First, I shoot! Lots and lots of videos of my kids. So much video that it can quickly consume all the available space on a 32GB iPhone2. I treat my phone like I do any other digital camera: it’s a temporary holding ground for new footage/images I have captured to be moved to a more appropriate and permanent home as soon as possible. I don’t keep every video or photo I’ve ever shot on my phone3.

The best tool to use for getting video (and pictures too) off of your phone is Image Capture. Image Capture is a wonderful utility that comes with OS X and makes quick work of transferring files from a camera or memory card. It’s only shortcoming is that there is no way to sort by media type. I find my videos simply my sorting by size in decending order. This puts the large movie files at the top.

Importing movies using Image Capture

I select the movie files, then import them to a folder that Hazel is watching. Hazel is an amazingly powerful automation tool for OS X. Sorting movies is one very basic task I use it for. I have a rule assigned to the Movies folder that watches for Movie files, renames them to YYYYMMDD_HH-MM-SS.mov, then sorts them into folders by year and quarter4.

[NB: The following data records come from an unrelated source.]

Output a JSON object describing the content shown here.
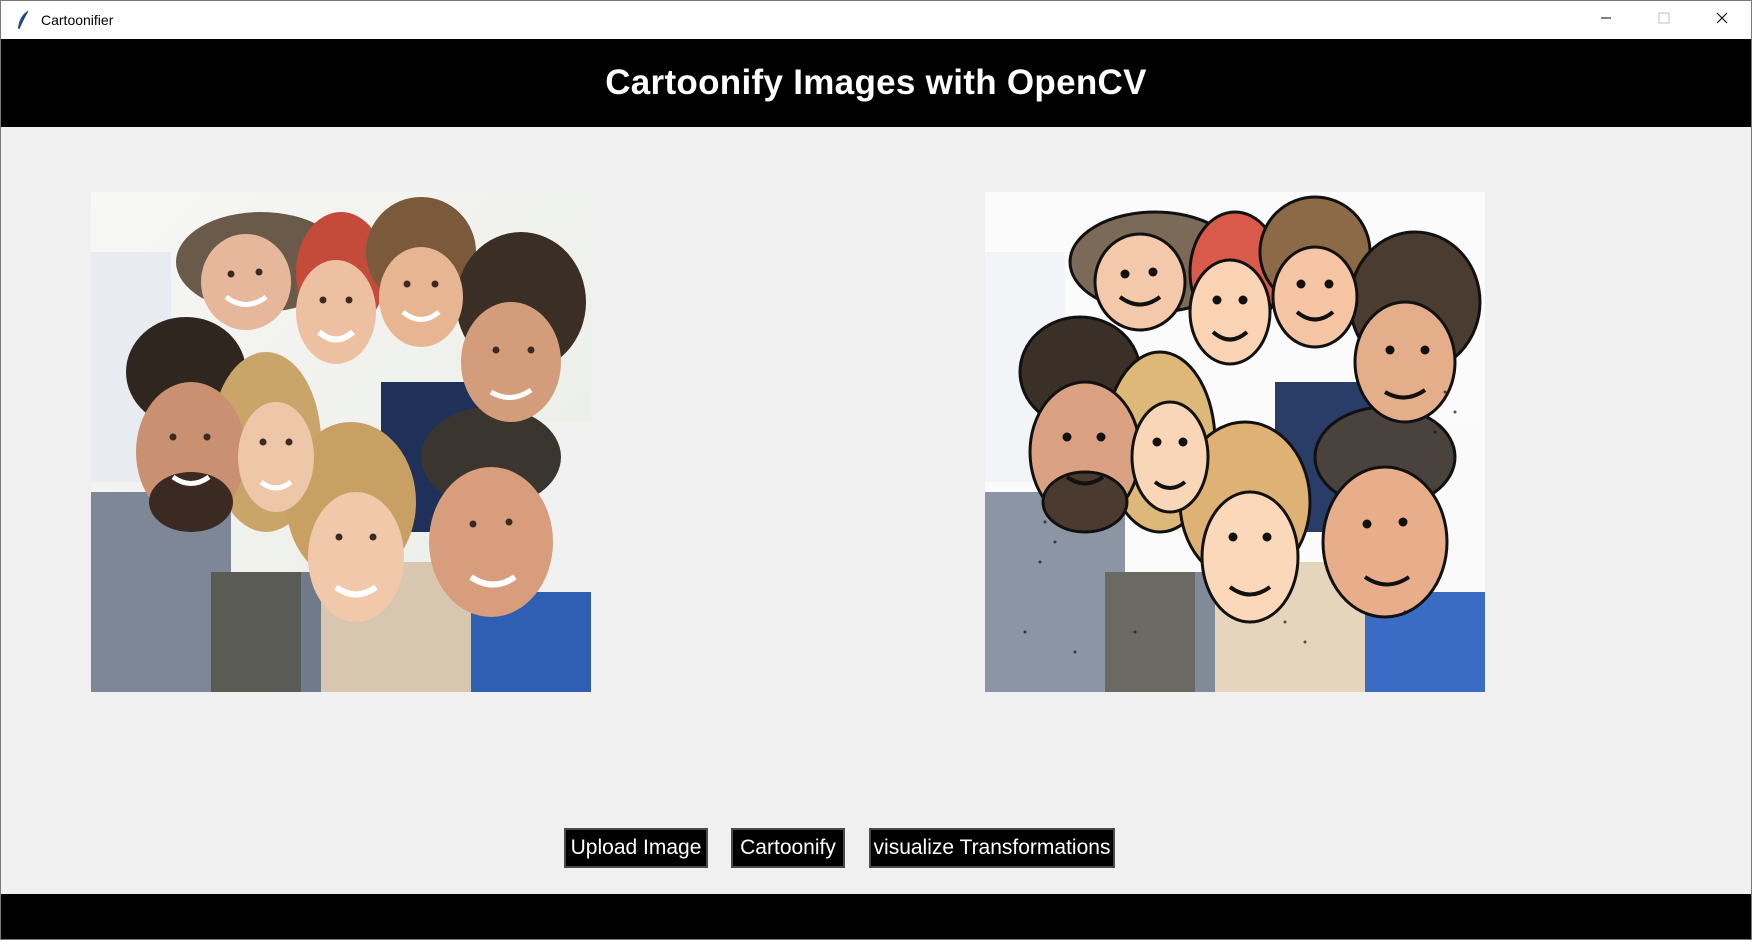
{
  "window": {
    "title": "Cartoonifier",
    "icon": "feather-icon",
    "controls": [
      "minimize-icon",
      "maximize-icon",
      "close-icon"
    ]
  },
  "header": {
    "title": "Cartoonify Images with OpenCV"
  },
  "images": {
    "original": {
      "description_icon": "original-photo"
    },
    "cartoon": {
      "description_icon": "cartoonified-photo"
    }
  },
  "buttons": {
    "upload": "Upload Image",
    "cartoonify": "Cartoonify",
    "visualize": "visualize Transformations"
  },
  "colors": {
    "header_bg": "#000000",
    "header_text": "#ffffff",
    "body_bg": "#f0f0f0",
    "button_bg": "#000000",
    "button_text": "#ffffff",
    "footer_bg": "#000000"
  }
}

Hazel Movie Rule file name settings

Hazel movie folder year settings

Hazel movie folder quarter settings

Once Hazel is done doing its magic, I get a nice and tidy folder that looks like this:

Hazel folders after sorting and renaming

Once I am satisfied my movies are safely on my computer (and backuped up at least once), I delete them using Image Capture. This is the fastest way to delete lots of photos and/or videos from an iPhone or iPad. But be aware that deleting things using Image Capture is permanent. There is no way to get your files back once you delete them with Image Capture.

Access from anywhere

Now that I have these great videos neatly organized and stored on my home computer, how do I share them with friends and family when I’m out and about? Currently I’m using Plex Media Server with Plex for iOS to stream it directly to my iPhone. Plex running on my iMac will transcode the video on the fly to a smaller file size so that it can stream at a reasonable rate. I can then use AirPlay to share it to a TV if there is one available, or just view it directly on the device. The quality is lower than if I was playing the file directly from my device, but the ability to access my entire video library anywhere is worth the trade off.

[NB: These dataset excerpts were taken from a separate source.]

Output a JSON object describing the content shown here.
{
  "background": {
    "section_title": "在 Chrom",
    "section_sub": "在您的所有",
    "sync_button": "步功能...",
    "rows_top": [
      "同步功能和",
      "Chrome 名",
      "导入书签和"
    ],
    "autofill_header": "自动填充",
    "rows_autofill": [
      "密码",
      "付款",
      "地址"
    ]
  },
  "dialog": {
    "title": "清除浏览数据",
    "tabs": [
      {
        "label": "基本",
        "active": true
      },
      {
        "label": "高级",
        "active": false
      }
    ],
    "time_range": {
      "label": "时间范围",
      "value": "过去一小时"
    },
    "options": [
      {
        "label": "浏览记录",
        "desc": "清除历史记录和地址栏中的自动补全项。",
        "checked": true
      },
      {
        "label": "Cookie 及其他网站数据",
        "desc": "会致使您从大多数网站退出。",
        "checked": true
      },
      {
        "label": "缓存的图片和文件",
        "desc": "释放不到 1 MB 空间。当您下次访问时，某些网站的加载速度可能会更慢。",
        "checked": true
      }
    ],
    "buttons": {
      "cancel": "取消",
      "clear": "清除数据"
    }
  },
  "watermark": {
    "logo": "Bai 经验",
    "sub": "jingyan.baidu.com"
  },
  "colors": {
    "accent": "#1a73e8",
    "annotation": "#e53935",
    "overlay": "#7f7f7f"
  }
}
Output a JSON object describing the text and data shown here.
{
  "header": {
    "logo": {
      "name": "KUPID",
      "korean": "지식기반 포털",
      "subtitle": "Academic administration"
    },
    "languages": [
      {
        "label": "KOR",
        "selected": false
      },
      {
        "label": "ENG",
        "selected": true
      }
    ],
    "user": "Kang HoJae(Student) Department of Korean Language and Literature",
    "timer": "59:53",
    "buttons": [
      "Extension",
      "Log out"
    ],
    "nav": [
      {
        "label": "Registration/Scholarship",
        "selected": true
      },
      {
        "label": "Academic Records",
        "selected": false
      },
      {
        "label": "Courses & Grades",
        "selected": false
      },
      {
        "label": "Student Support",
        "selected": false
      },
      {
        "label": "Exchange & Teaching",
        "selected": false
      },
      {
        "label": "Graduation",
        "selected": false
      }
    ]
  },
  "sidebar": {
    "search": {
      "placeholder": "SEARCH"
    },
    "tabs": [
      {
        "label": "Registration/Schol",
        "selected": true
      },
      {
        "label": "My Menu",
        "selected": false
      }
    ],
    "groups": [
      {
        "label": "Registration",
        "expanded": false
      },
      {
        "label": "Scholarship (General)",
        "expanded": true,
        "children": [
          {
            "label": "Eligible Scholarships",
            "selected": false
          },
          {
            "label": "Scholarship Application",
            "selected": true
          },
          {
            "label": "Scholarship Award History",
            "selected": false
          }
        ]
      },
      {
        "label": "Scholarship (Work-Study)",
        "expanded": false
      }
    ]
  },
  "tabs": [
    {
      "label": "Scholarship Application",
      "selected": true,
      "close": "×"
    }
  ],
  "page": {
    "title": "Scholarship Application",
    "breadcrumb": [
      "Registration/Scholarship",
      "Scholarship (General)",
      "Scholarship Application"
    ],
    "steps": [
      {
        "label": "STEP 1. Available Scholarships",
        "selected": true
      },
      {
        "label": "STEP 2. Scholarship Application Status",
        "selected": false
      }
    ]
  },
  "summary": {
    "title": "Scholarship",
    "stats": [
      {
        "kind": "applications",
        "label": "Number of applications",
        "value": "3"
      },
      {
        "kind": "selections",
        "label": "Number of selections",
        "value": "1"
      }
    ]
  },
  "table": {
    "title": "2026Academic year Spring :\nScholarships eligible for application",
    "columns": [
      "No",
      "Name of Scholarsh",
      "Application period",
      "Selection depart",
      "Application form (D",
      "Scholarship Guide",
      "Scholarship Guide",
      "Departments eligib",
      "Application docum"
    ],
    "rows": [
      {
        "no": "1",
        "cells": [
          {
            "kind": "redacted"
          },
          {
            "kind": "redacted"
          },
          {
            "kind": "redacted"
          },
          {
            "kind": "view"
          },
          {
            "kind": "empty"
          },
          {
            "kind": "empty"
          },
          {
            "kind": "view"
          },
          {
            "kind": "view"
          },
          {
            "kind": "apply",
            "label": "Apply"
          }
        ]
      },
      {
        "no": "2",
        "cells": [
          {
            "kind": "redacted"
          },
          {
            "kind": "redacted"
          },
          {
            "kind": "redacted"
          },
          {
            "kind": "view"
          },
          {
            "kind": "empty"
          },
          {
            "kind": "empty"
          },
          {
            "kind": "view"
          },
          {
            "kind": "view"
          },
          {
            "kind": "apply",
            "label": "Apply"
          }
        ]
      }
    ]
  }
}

I’m not crazy about this current setup — though it does work, my iMac is a 2007 vintage and works rather hard to dynamically transcode 1080p footage. Plus, having to leave my home computer on 24/7 simply because I may want to stream a video is not ideal either. Long term, I’d like to solve this problem with a Synology DiskStation and run Plex there or use DS video.

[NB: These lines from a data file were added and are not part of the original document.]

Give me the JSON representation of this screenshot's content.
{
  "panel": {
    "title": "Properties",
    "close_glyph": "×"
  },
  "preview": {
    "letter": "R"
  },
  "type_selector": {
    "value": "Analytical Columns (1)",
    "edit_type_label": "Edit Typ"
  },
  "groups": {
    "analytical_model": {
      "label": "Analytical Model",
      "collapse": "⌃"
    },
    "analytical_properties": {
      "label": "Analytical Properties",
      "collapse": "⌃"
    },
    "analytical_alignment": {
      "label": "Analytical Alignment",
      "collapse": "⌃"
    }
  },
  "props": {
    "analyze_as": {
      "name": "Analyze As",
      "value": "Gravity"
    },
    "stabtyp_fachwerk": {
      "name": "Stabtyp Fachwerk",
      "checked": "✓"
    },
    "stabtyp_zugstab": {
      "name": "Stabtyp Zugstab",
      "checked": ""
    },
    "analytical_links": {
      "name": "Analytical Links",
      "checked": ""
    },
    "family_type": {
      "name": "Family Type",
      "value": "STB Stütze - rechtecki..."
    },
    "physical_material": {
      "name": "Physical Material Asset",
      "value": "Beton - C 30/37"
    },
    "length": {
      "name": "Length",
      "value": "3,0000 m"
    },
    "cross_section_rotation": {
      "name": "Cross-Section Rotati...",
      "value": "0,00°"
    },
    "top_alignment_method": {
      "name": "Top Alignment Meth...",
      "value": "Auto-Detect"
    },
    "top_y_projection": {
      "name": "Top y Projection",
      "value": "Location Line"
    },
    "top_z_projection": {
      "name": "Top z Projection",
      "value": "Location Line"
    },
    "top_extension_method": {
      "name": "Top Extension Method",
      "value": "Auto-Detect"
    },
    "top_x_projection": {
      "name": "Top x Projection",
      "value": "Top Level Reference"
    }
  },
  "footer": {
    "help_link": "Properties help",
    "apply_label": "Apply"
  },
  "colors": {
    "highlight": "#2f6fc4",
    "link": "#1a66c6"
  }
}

A Brief Note About Backups

A detailed description of my backup plan is a topic for another day. Briefly, my movies and pictures are copied to the internal drive of my iMac, backed up to Time Machine, Backblaze, and another drive using my rsync-time-machine script that gets rotated off-site on a weekly basis. Three copies of my precious data in three different places. This may sound a bit paranoid, but last September I came home to my iMac and all its backup drives covered in water. No one is immune to the unexpected.

  1. And backing up!

  2. Let’s not even talk about the pitifully small iCloud backup storage Apple provides, or the fact that you can’t even buy enough iCloud backup for a 64GB or 128GB device.

  3. Picturelife is where I keep all my photos that my wife and I shoot. It’s what Photo Stream should be but isn’t. While Picturelife will also take video, I don’t want to use up all my space there so I use it solely for access to all my photos without eating up local space on my phone or encroaching on the free 5GB of iCloud backup.

  4. I find months to be too many divisions per year to dig through. Four folders per year, roughly corresponding to seasons, is what I prefer. Feel free to adjust to your liking.